In row 7: if 4 or 6 are in r7c2, then 5 is in r8c2. If 4 is in r7c3 also r8c2=5.

... this puzzle is actually a scrambled version of a ST (Symmetry Technique) puzzle.

Interesting, i did not notice, because i only looked at 2 DP's, then i saw that the second solved it.

Puzzles with digit symmetry are so rare, that checking it is a waste of time, but as JC mentioned, you might find it out, if you notice, that you always can make the same move for 2 digits.

The symmetric digits are 2/4, 7/8, 5/6, 3/9, 1 is single.
The "center" box is b6, symmetric are boxes 1/8, 2/7, 4/5 and 3/9.
From the positions of digits 139 you can find the symmetric cells easily in their mini-lines.
E.g. if you look for the symmetric cell of r1c1 with 29 in the minirow, you find 43 in box 8, so it must be r9c4.

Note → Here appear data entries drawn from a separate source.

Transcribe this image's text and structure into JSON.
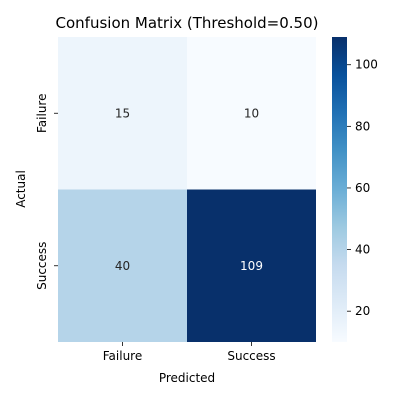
{
  "chart_data": {
    "type": "heatmap",
    "title": "Confusion Matrix (Threshold=0.50)",
    "xlabel": "Predicted",
    "ylabel": "Actual",
    "x_categories": [
      "Failure",
      "Success"
    ],
    "y_categories": [
      "Failure",
      "Success"
    ],
    "values": [
      [
        15,
        10
      ],
      [
        40,
        109
      ]
    ],
    "colormap": "Blues",
    "colorbar": {
      "range": [
        10,
        109
      ],
      "ticks": [
        "20",
        "40",
        "60",
        "80",
        "100"
      ]
    },
    "colors": {
      "low": "#f7fbff",
      "high": "#08306b"
    }
  }
}
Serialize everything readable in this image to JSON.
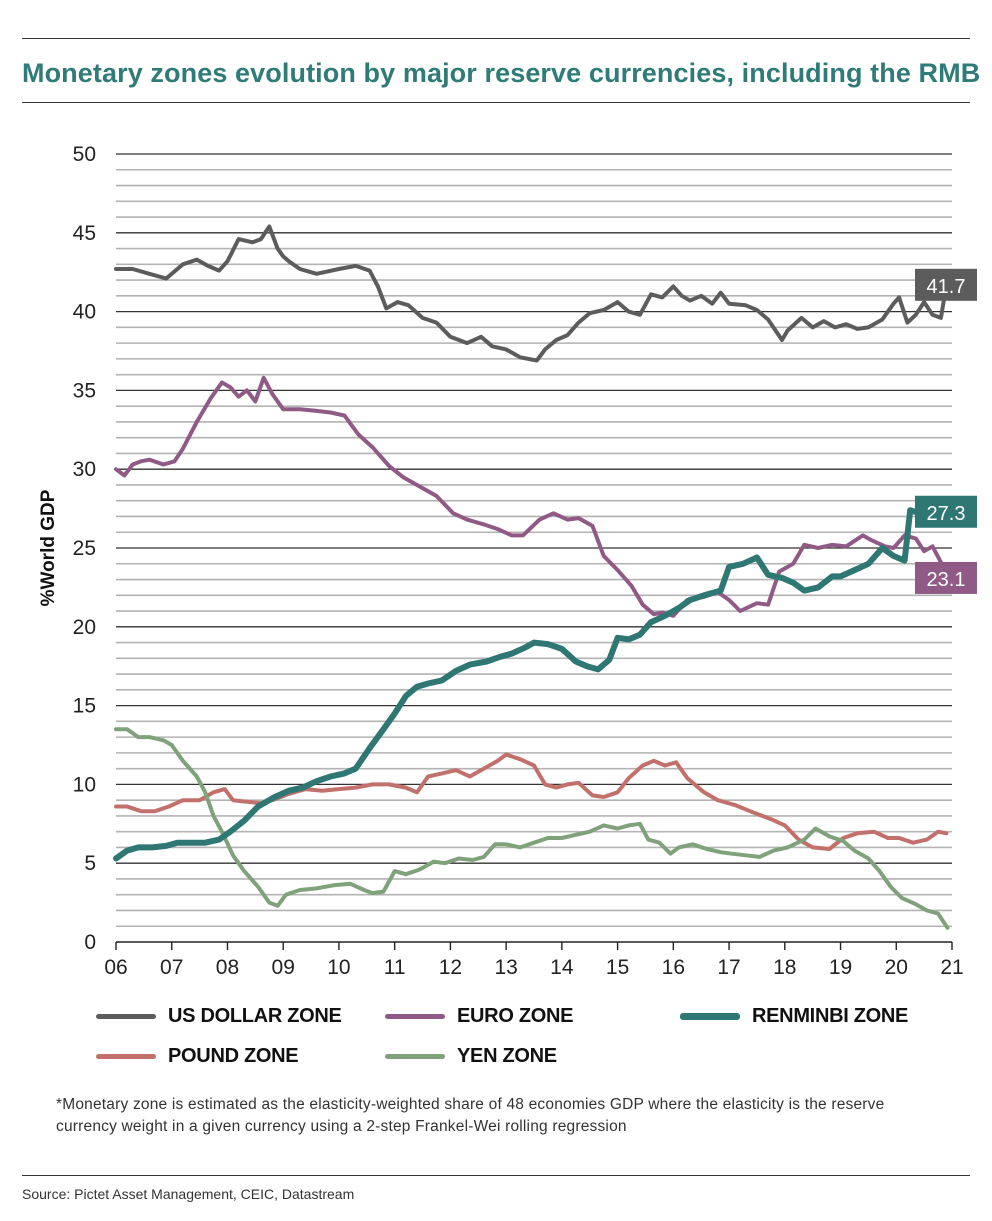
{
  "title": "Monetary zones evolution by major reserve currencies, including the RMB",
  "note": "*Monetary zone is estimated as the elasticity-weighted share of 48 economies GDP where the elasticity is the reserve currency weight in a given currency using a 2-step Frankel-Wei rolling regression",
  "source": "Source: Pictet Asset Management, CEIC, Datastream",
  "legend": [
    {
      "label": "US DOLLAR ZONE",
      "color": "#5c5c5c"
    },
    {
      "label": "EURO ZONE",
      "color": "#8f5a85"
    },
    {
      "label": "RENMINBI ZONE",
      "color": "#2e7773"
    },
    {
      "label": "POUND ZONE",
      "color": "#c2706b"
    },
    {
      "label": "YEN ZONE",
      "color": "#7fa27b"
    }
  ],
  "chart_data": {
    "type": "line",
    "title": "Monetary zones evolution by major reserve currencies, including the RMB",
    "xlabel": "",
    "ylabel": "%World GDP",
    "ylim": [
      0,
      50
    ],
    "xlim": [
      2006,
      2021
    ],
    "y_ticks": [
      "0",
      "5",
      "10",
      "15",
      "20",
      "25",
      "30",
      "35",
      "40",
      "45",
      "50"
    ],
    "x_ticks": [
      "06",
      "07",
      "08",
      "09",
      "10",
      "11",
      "12",
      "13",
      "14",
      "15",
      "16",
      "17",
      "18",
      "19",
      "20",
      "21"
    ],
    "grid": true,
    "series": [
      {
        "name": "US DOLLAR ZONE",
        "color": "#5c5c5c",
        "width": 4,
        "end_label": "41.7",
        "x": [
          2006.0,
          2006.3,
          2006.6,
          2006.9,
          2007.2,
          2007.45,
          2007.65,
          2007.85,
          2008.0,
          2008.2,
          2008.45,
          2008.6,
          2008.75,
          2008.9,
          2009.0,
          2009.1,
          2009.3,
          2009.6,
          2010.0,
          2010.3,
          2010.55,
          2010.7,
          2010.85,
          2011.05,
          2011.25,
          2011.5,
          2011.75,
          2012.0,
          2012.3,
          2012.55,
          2012.75,
          2013.0,
          2013.25,
          2013.55,
          2013.7,
          2013.9,
          2014.1,
          2014.3,
          2014.5,
          2014.75,
          2015.0,
          2015.2,
          2015.4,
          2015.6,
          2015.8,
          2016.0,
          2016.15,
          2016.3,
          2016.5,
          2016.7,
          2016.85,
          2017.0,
          2017.3,
          2017.5,
          2017.7,
          2017.95,
          2018.05,
          2018.3,
          2018.5,
          2018.7,
          2018.9,
          2019.1,
          2019.3,
          2019.5,
          2019.75,
          2019.95,
          2020.05,
          2020.2,
          2020.35,
          2020.5,
          2020.65,
          2020.8,
          2020.9
        ],
        "y": [
          42.7,
          42.7,
          42.4,
          42.1,
          43.0,
          43.3,
          42.9,
          42.6,
          43.2,
          44.6,
          44.4,
          44.6,
          45.4,
          44.0,
          43.5,
          43.2,
          42.7,
          42.4,
          42.7,
          42.9,
          42.6,
          41.6,
          40.2,
          40.6,
          40.4,
          39.6,
          39.3,
          38.4,
          38.0,
          38.4,
          37.8,
          37.6,
          37.1,
          36.9,
          37.6,
          38.2,
          38.5,
          39.3,
          39.9,
          40.1,
          40.6,
          40.0,
          39.8,
          41.1,
          40.9,
          41.6,
          41.0,
          40.7,
          41.0,
          40.5,
          41.2,
          40.5,
          40.4,
          40.1,
          39.5,
          38.2,
          38.8,
          39.6,
          39.0,
          39.4,
          39.0,
          39.2,
          38.9,
          39.0,
          39.5,
          40.5,
          40.9,
          39.3,
          39.8,
          40.6,
          39.8,
          39.6,
          41.7
        ]
      },
      {
        "name": "EURO ZONE",
        "color": "#8f5a85",
        "width": 4,
        "end_label": "23.1",
        "x": [
          2006.0,
          2006.15,
          2006.3,
          2006.45,
          2006.6,
          2006.85,
          2007.05,
          2007.2,
          2007.45,
          2007.7,
          2007.9,
          2008.05,
          2008.2,
          2008.35,
          2008.5,
          2008.65,
          2008.8,
          2009.0,
          2009.3,
          2009.6,
          2009.85,
          2010.1,
          2010.35,
          2010.6,
          2010.9,
          2011.15,
          2011.45,
          2011.75,
          2012.05,
          2012.3,
          2012.6,
          2012.85,
          2013.1,
          2013.3,
          2013.6,
          2013.85,
          2014.1,
          2014.3,
          2014.55,
          2014.75,
          2015.0,
          2015.25,
          2015.45,
          2015.65,
          2015.8,
          2016.0,
          2016.25,
          2016.55,
          2016.8,
          2017.0,
          2017.2,
          2017.5,
          2017.7,
          2017.9,
          2018.15,
          2018.35,
          2018.6,
          2018.85,
          2019.1,
          2019.4,
          2019.55,
          2019.8,
          2019.95,
          2020.15,
          2020.35,
          2020.5,
          2020.65,
          2020.8,
          2020.92
        ],
        "y": [
          30.0,
          29.6,
          30.3,
          30.5,
          30.6,
          30.3,
          30.5,
          31.3,
          33.0,
          34.5,
          35.5,
          35.2,
          34.6,
          35.0,
          34.3,
          35.8,
          34.8,
          33.8,
          33.8,
          33.7,
          33.6,
          33.4,
          32.2,
          31.4,
          30.2,
          29.5,
          28.9,
          28.3,
          27.2,
          26.8,
          26.5,
          26.2,
          25.8,
          25.8,
          26.8,
          27.2,
          26.8,
          26.9,
          26.4,
          24.5,
          23.6,
          22.6,
          21.4,
          20.8,
          20.9,
          20.7,
          21.7,
          21.9,
          22.2,
          21.7,
          21.0,
          21.5,
          21.4,
          23.5,
          24.0,
          25.2,
          25.0,
          25.2,
          25.1,
          25.8,
          25.5,
          25.1,
          25.0,
          25.8,
          25.6,
          24.8,
          25.1,
          24.1,
          23.1
        ]
      },
      {
        "name": "RENMINBI ZONE",
        "color": "#2e7773",
        "width": 6,
        "end_label": "27.3",
        "x": [
          2006.0,
          2006.2,
          2006.4,
          2006.65,
          2006.9,
          2007.1,
          2007.35,
          2007.6,
          2007.85,
          2008.05,
          2008.3,
          2008.55,
          2008.85,
          2009.1,
          2009.35,
          2009.6,
          2009.85,
          2010.1,
          2010.3,
          2010.55,
          2010.8,
          2011.0,
          2011.2,
          2011.4,
          2011.6,
          2011.85,
          2012.1,
          2012.35,
          2012.65,
          2012.9,
          2013.1,
          2013.35,
          2013.5,
          2013.75,
          2014.0,
          2014.25,
          2014.45,
          2014.65,
          2014.85,
          2015.0,
          2015.2,
          2015.4,
          2015.6,
          2015.85,
          2016.1,
          2016.3,
          2016.55,
          2016.85,
          2017.0,
          2017.25,
          2017.5,
          2017.7,
          2017.95,
          2018.15,
          2018.35,
          2018.6,
          2018.85,
          2019.0,
          2019.25,
          2019.5,
          2019.75,
          2019.95,
          2020.15,
          2020.25,
          2020.5,
          2020.7,
          2020.85,
          2020.95
        ],
        "y": [
          5.3,
          5.8,
          6.0,
          6.0,
          6.1,
          6.3,
          6.3,
          6.3,
          6.5,
          7.0,
          7.7,
          8.6,
          9.2,
          9.6,
          9.8,
          10.2,
          10.5,
          10.7,
          11.0,
          12.3,
          13.5,
          14.5,
          15.6,
          16.2,
          16.4,
          16.6,
          17.2,
          17.6,
          17.8,
          18.1,
          18.3,
          18.7,
          19.0,
          18.9,
          18.6,
          17.8,
          17.5,
          17.3,
          17.9,
          19.3,
          19.2,
          19.5,
          20.3,
          20.7,
          21.2,
          21.7,
          22.0,
          22.3,
          23.8,
          24.0,
          24.4,
          23.3,
          23.1,
          22.8,
          22.3,
          22.5,
          23.2,
          23.2,
          23.6,
          24.0,
          25.0,
          24.5,
          24.2,
          27.4,
          27.1,
          27.3,
          27.2,
          27.3
        ]
      },
      {
        "name": "POUND ZONE",
        "color": "#c2706b",
        "width": 4,
        "end_label": "",
        "x": [
          2006.0,
          2006.2,
          2006.45,
          2006.7,
          2006.95,
          2007.2,
          2007.5,
          2007.75,
          2007.95,
          2008.1,
          2008.35,
          2008.6,
          2008.8,
          2009.1,
          2009.4,
          2009.7,
          2010.0,
          2010.3,
          2010.6,
          2010.9,
          2011.2,
          2011.4,
          2011.6,
          2011.85,
          2012.1,
          2012.35,
          2012.6,
          2012.85,
          2013.0,
          2013.25,
          2013.5,
          2013.7,
          2013.9,
          2014.1,
          2014.3,
          2014.55,
          2014.75,
          2015.0,
          2015.2,
          2015.45,
          2015.65,
          2015.85,
          2016.05,
          2016.25,
          2016.55,
          2016.8,
          2017.1,
          2017.45,
          2017.75,
          2018.0,
          2018.25,
          2018.5,
          2018.8,
          2019.05,
          2019.3,
          2019.6,
          2019.85,
          2020.05,
          2020.3,
          2020.55,
          2020.75,
          2020.9
        ],
        "y": [
          8.6,
          8.6,
          8.3,
          8.3,
          8.6,
          9.0,
          9.0,
          9.5,
          9.7,
          9.0,
          8.9,
          8.8,
          9.0,
          9.4,
          9.7,
          9.6,
          9.7,
          9.8,
          10.0,
          10.0,
          9.8,
          9.5,
          10.5,
          10.7,
          10.9,
          10.5,
          11.0,
          11.5,
          11.9,
          11.6,
          11.2,
          10.0,
          9.8,
          10.0,
          10.1,
          9.3,
          9.2,
          9.5,
          10.4,
          11.2,
          11.5,
          11.2,
          11.4,
          10.4,
          9.5,
          9.0,
          8.7,
          8.2,
          7.8,
          7.4,
          6.5,
          6.0,
          5.9,
          6.6,
          6.9,
          7.0,
          6.6,
          6.6,
          6.3,
          6.5,
          7.0,
          6.9
        ]
      },
      {
        "name": "YEN ZONE",
        "color": "#7fa27b",
        "width": 4,
        "end_label": "",
        "x": [
          2006.0,
          2006.2,
          2006.4,
          2006.6,
          2006.85,
          2007.0,
          2007.2,
          2007.45,
          2007.6,
          2007.75,
          2007.9,
          2008.1,
          2008.3,
          2008.55,
          2008.75,
          2008.9,
          2009.05,
          2009.3,
          2009.6,
          2009.9,
          2010.2,
          2010.45,
          2010.6,
          2010.8,
          2011.0,
          2011.2,
          2011.45,
          2011.7,
          2011.9,
          2012.15,
          2012.4,
          2012.6,
          2012.8,
          2013.0,
          2013.25,
          2013.5,
          2013.75,
          2014.0,
          2014.25,
          2014.5,
          2014.75,
          2015.0,
          2015.2,
          2015.4,
          2015.55,
          2015.75,
          2015.95,
          2016.1,
          2016.35,
          2016.6,
          2016.85,
          2017.05,
          2017.3,
          2017.55,
          2017.8,
          2018.05,
          2018.35,
          2018.55,
          2018.8,
          2019.05,
          2019.25,
          2019.5,
          2019.7,
          2019.9,
          2020.1,
          2020.35,
          2020.55,
          2020.75,
          2020.92
        ],
        "y": [
          13.5,
          13.5,
          13.0,
          13.0,
          12.8,
          12.5,
          11.5,
          10.5,
          9.5,
          8.0,
          7.0,
          5.5,
          4.5,
          3.5,
          2.5,
          2.3,
          3.0,
          3.3,
          3.4,
          3.6,
          3.7,
          3.3,
          3.1,
          3.2,
          4.5,
          4.3,
          4.6,
          5.1,
          5.0,
          5.3,
          5.2,
          5.4,
          6.2,
          6.2,
          6.0,
          6.3,
          6.6,
          6.6,
          6.8,
          7.0,
          7.4,
          7.2,
          7.4,
          7.5,
          6.5,
          6.3,
          5.6,
          6.0,
          6.2,
          5.9,
          5.7,
          5.6,
          5.5,
          5.4,
          5.8,
          6.0,
          6.5,
          7.2,
          6.7,
          6.4,
          5.8,
          5.3,
          4.5,
          3.5,
          2.8,
          2.4,
          2.0,
          1.8,
          0.9
        ]
      }
    ]
  }
}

However i could not find something good to crack the puzzle using symmetry.
Did you see a solution for the unscrambled puzzle ?

Moves like this one
5r8c6=5r3c6/6r7c2-(6=5)r8c2
don't help much and can be found without symmetry too (with one more link).

[gurth]

Puzzles with digit symmetry are so rare, that checking it is a waste of time, but as JC mentioned, you might find it out, if you notice, that you always can make the same move for 2 digits.

However i could not find something good to crack the puzzle using symmetry.
Did you see a solution for the unscrambled puzzle ?

Moves like this one
5r8c6=5r3c6/6r7c2-(6=5)r8c2
don't help much and can be found without symmetry too (with one more link).

However, if it is known or suspected that I composed the puzzle, then the records (see the thread Gurth's Puzzles) will show that a considerable percentage of my compositions are symmetry puzzles!
I haven't tried to solve it by symmetry. I've forgotten the symmetry techniques and now prefer to study something else.

[eleven]

Ok, if i had not missed something, this is the puzzle, where digital symmetry offered the least help for solving.